# pfsense setup as VM on xp



## A_D (May 29, 2006)

hi, not sure which topis this comes under but im having difficulties setting up my firewall. just gets more confuing.

Im currently running VMware on XP. i have installed a PCI realtek network in addition the the onboard VIA one. i have downloaded the appropriate pfsense VMware appliace from the website and am trying to set it up.

it runs but at the moment it only see 1 network adapter. i want to be able to use the WAN (onboard) and the LAN (NIC card). i can add an additional network card as NAT in the settings but am none the wiser as i cannot identify which connection is what..

i was hoping to test this out the device(s) connected to the NIC network adapter would be behind the firewall.

i have looked on the pfsense forum, but havent found anything. i will look further into this later, but any ideas on where im going wrong?
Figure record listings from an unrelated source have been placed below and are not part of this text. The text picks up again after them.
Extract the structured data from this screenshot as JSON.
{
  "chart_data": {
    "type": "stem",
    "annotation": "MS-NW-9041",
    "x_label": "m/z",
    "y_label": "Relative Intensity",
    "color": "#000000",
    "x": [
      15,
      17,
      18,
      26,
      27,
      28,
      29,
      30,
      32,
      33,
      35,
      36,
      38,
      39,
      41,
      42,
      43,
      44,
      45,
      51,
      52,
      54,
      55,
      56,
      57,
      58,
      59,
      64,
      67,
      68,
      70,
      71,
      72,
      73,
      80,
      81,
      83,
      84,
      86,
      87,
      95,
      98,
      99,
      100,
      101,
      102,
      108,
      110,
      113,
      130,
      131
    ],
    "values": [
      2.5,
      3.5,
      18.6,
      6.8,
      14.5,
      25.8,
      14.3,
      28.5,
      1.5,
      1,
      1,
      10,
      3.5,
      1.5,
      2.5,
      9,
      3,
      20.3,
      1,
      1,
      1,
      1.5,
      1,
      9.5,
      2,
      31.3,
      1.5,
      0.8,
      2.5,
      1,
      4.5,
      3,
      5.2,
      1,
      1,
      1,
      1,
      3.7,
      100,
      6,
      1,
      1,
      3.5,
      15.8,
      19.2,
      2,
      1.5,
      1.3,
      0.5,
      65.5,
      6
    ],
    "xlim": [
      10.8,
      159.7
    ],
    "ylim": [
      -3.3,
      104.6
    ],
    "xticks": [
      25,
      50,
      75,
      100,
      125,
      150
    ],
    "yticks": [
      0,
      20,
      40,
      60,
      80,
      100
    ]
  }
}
my router gives out a 192.168.1.x (255.255.255.0), so im guessing that my pfsense firewall (VM) would have a 192.168.1.x address too?? i have seen on other sites that the pfsense is on a different subnet eg. 10.10.10.10???

confused..


----------



## Phou (May 26, 2011)

You should have 2 network adapter in pfsense VMware setting. First one should be set to bridged, this will be your WAN and will gather the IP information from your router which will be in the 192.168.1.xxx network. Second one is the LAN and should be in a team segment, you need to create a team first to see this option available, then add the pfsense machine.

Power up the pfsense, select option 1 (Assign Interface), em0 should be WAN, em1 is LAN. Select option 2 (Set LAN IP address), set the IP to something like 192.168.2.1 subnet 255.255.255.0, this will be a different network from the WAN interface.

Add a machine to the team, make sure the network adapter is on the team LAN segment, if done correctly the machine should grab the IP information from the pfsense DHCP server if enable, then you should be able to access the web configuration.

Hopes this help.


----------



## A_D (May 29, 2006)

Phou said:


> You should have 2 network adapter in pfsense VMware setting. First one should be set to bridged, this will be your WAN and will gather the IP information from your router which will be in the 192.168.1.xxx network. Second one is the LAN and should be in a team segment, you need to create a team first to see this option available, then add the pfsense machine.
> 
> Power up the pfsense, select option 1 (Assign Interface), em0 should be WAN, em1 is LAN. Select option 2 (Set LAN IP address), set the IP to something like 192.168.2.1 subnet 255.255.255.0, this will be a different network from the WAN interface.
> 
> ...


what is meant by replicate network connection state (under Bridged)? sorry if its a stupid question...i most probably need a pfsense for dummies guide:4-dontkno


----------



## Phou (May 26, 2011)

That's for laptops that switches between wireless and wired.


----------